In Robert C. Martin’s book Clean Code: A Handbook of Agile Software Craftsmanship, he invited well-known and deeply experienced programmers to define clean code.
Amongst their definitions, a common theme of simplicity and emphasis on the code to do one thing well. I do agree with this idea of simplicity, but one thing that stuck with me was the quote that Michael Feathers wrote.
“Clean code always looks like it was written by someone who cares.”
-Michael Feathers, author of Working Effectively with Legacy Code
I write a ton of code daily, so this quote struck me close to home. I asked myself, “When is the last time I looked at code, and it looked like I cared?” and “When is the last time I saw any great code?”
These questions brought me back to when I worked a ton with software engineers and was the lone data scientist or data engineer. I learned so much during those times about what it means to be a great engineer and their support throughout that process. They lived out the caring part, so why am I struggling to write that type of code?
And that’s when I realized what the main difference was. Software engineering has been a respected field for a longer time. They have processes in place, accountability, and, most often, support from their managers. Most importantly, software engineers’ Rate of Investment (ROI) depends on how well they write their code.
For data engineers, it is not that simple. Because a data engineer’s ROI depends on the data we produce, our priority always lies with the arrival of the data to the end user. Those priorities are then pushed to us by stakeholders; most do not have any tech or code background, which only adds to the dilemma. We are forced to write code that is not the simplest to maintain or care about. And when do we clean up that code? Never. Because, supposedly, that means we are not adding value to the team.
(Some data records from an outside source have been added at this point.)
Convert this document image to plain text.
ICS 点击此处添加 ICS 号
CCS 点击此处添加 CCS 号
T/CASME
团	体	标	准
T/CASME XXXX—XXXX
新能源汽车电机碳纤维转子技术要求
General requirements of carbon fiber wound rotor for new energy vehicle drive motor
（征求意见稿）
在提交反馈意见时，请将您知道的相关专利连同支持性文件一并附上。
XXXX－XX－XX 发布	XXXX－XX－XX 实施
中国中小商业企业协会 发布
In the short-term, sure, forgetting about the technical debt works out. However, in the long term, ignoring that technical debt means the data pipelines will not withstand the test of time. Pipelines will start failing, and the delays in the data to the customers will start adding up.
How can we avoid this altogether? Is there a way to avoid it together? There is. Let the data engineers be engineers. Part of the data engineers’ job that differs from the rest of the data team is that we love to code. Still, with the adjunct of talking with stakeholders, we continue to get boggled down with random questions and context-switching that saps our energy dry (literally). We need processes that encourage internal and external stakeholders to talk with the managers and project managers to figure out the problem before directly sending them to the engineers so that engineers have time to design, write code, and make beautiful pieces of art.
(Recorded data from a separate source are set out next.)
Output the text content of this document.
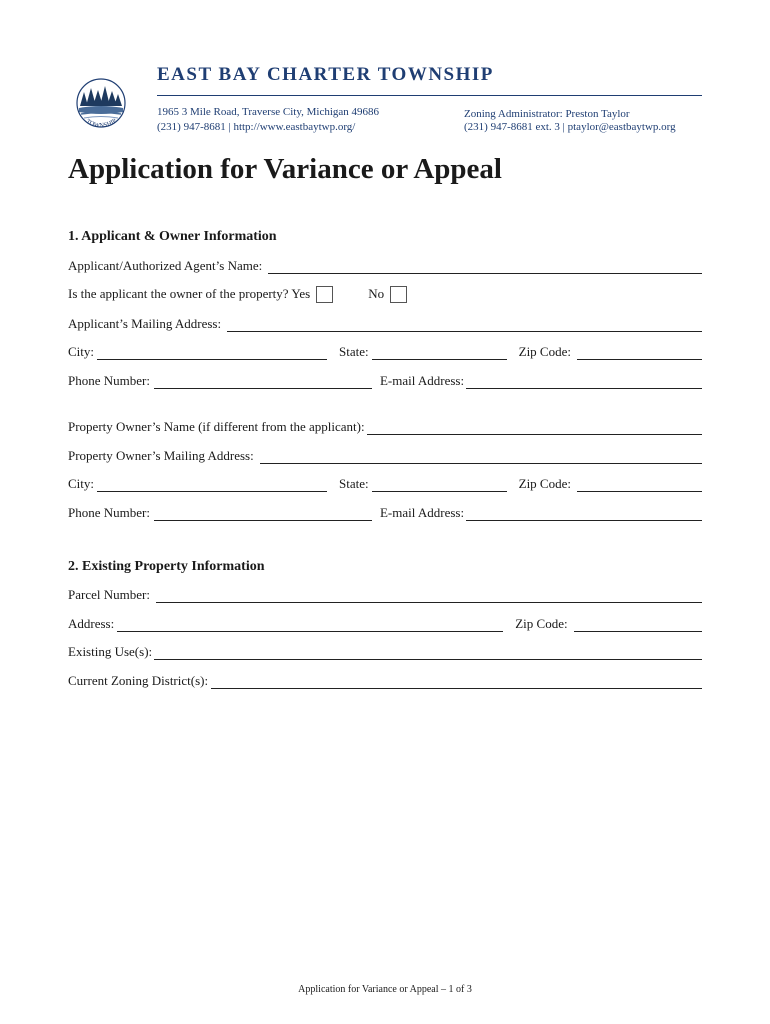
TOWNSHIP
EAST BAY CHARTER TOWNSHIP
1965 3 Mile Road, Traverse City, Michigan 49686
(231) 947-8681 | http://www.eastbaytwp.org/
Zoning Administrator: Preston Taylor
(231) 947-8681 ext. 3 | ptaylor@eastbaytwp.org
Application for Variance or Appeal
1. Applicant & Owner Information
Applicant/Authorized Agent’s Name:
Is the applicant the owner of the property? Yes	No
Applicant’s Mailing Address:
City:	State:	Zip Code:
Phone Number:	E-mail Address:
Property Owner’s Name (if different from the applicant):
Property Owner’s Mailing Address:
City:	State:	Zip Code:
Phone Number:	E-mail Address:
2. Existing Property Information
Parcel Number:
Address:	Zip Code:
Existing Use(s):
Current Zoning District(s):
Application for Variance or Appeal – 1 of 3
There is another aspect that I need to mention here. Data engineers are blamed when things are not working out in the data team. When things are working out, and the data is accessible, the data analysts or data scientists get the credit. Add to that, data engineers are an afterthought in most business scenarios. For example, the product team has decided to change things from the front end. Software engineers then change how APIs are called and how the data is pushed to the backend. And then, after all of those changes, we get to be called in because the product team needs that data. If data engineers were included in the initial design process, we can design and prepare for those changes, and the product team will have their data faster. This example also showed that we are the foundation for figuring out whether a project is successful.
4 practical solutions
The data engineering team is the foundation of the company’s success, so how can you support this often overlooked and underappreciated team?
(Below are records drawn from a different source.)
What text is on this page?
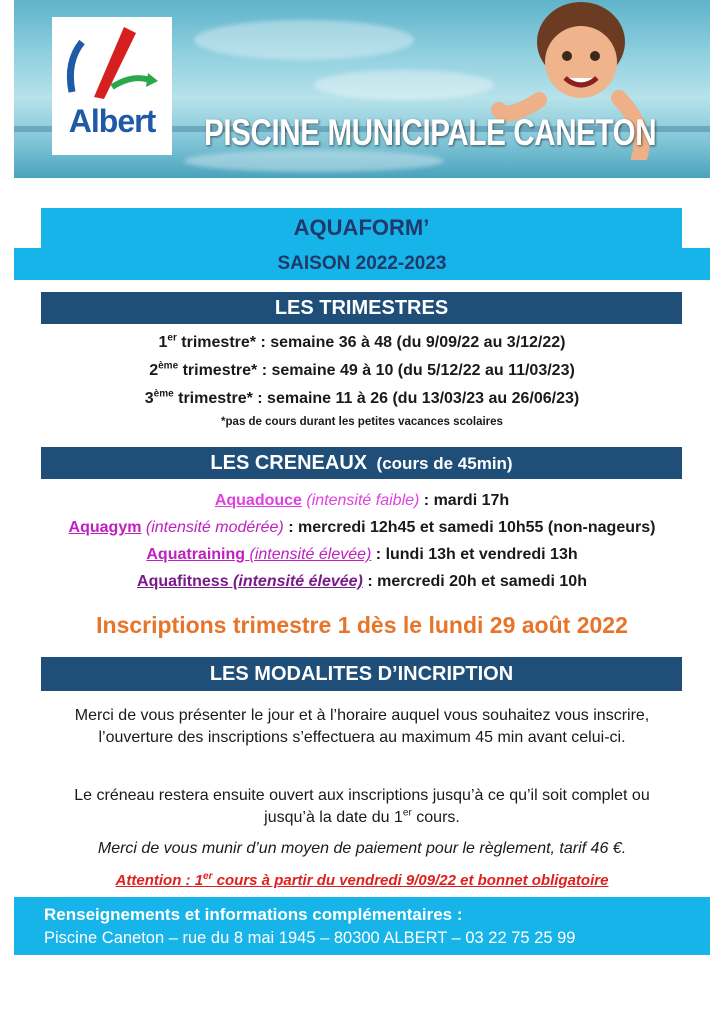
Albert PISCINE MUNICIPALE CANETON
AQUAFORM’
SAISON 2022-2023
LES TRIMESTRES
1er trimestre* : semaine 36 à 48 (du 9/09/22 au 3/12/22)
2ème trimestre* : semaine 49 à 10 (du 5/12/22 au 11/03/23)
3ème trimestre* : semaine 11 à 26 (du 13/03/23 au 26/06/23)
*pas de cours durant les petites vacances scolaires
LES CRENEAUX  (cours de 45min)
Aquadouce (intensité faible) : mardi 17h
Aquagym (intensité modérée) : mercredi 12h45 et samedi 10h55 (non-nageurs)
Aquatraining (intensité élevée) : lundi 13h et vendredi 13h
Aquafitness (intensité élevée) : mercredi 20h et samedi 10h
Inscriptions trimestre 1 dès le lundi 29 août 2022
LES MODALITES D’INCRIPTION
Merci de vous présenter le jour et à l’horaire auquel vous souhaitez vous inscrire, l’ouverture des inscriptions s’effectuera au maximum 45 min avant celui-ci.
Le créneau restera ensuite ouvert aux inscriptions jusqu’à ce qu’il soit complet ou jusqu’à la date du 1er cours.
Merci de vous munir d’un moyen de paiement pour le règlement, tarif 46 €.
Attention : 1er cours à partir du vendredi 9/09/22 et bonnet obligatoire
Renseignements et informations complémentaires :
Piscine Caneton – rue du 8 mai 1945 – 80300 ALBERT – 03 22 75 25 99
it will require a few intentional but practical changes:
Product and engineering changes will require the involvement of a spokesperson from the data team.
I am not saying that this person has to be the same person all the time. However, the individual will have to know the ins and outs of the data pipeline architecture and ensure that the changes in the product and engineering teams will be synced with what data engineering is doing.
Give regular shoutouts to the data engineers who worked behind the project.
We all want to feel appreciated, but data engineers tend to get left out. Some suggestions that I have seen work:
Give them shout-outs or write the names who supported the project in the Monthly Stakeholder Reviews
Create a slack channel where the rest of the data team or engineering team can celebrate successes
Treat data and its team as part of the product or feature change.
I know this is the same as number 1, but it is important.
You would not want to launch a product without a marketing team. Why would you want to do a product launch without the data team? They provide the numbers to give you feedback on how well the product or feature launch is doing.
Build code contracts between the data producers and data consumers.
This change will keep both software engineering and data engineering accountable to each other. Providing these data contracts in code will clarify a lot of the confusion today when API requests do not match what data engineers expect; data engineers have to go in and try to fix it instead of working on other features. By eliminating or at least limiting the number of fire drills or reactive work we get, we will have time and energy to support and care about our code and learn from one another.
You probably noticed a theme in those actionable items—communication. The key is to be intentional about communicating what changes are happening to the data engineering team so that their work becomes less reactive and more active. Changing to active work will give data engineers the energy to let them be engineers and start taking care of their code to handle its scalability and provide an ROI.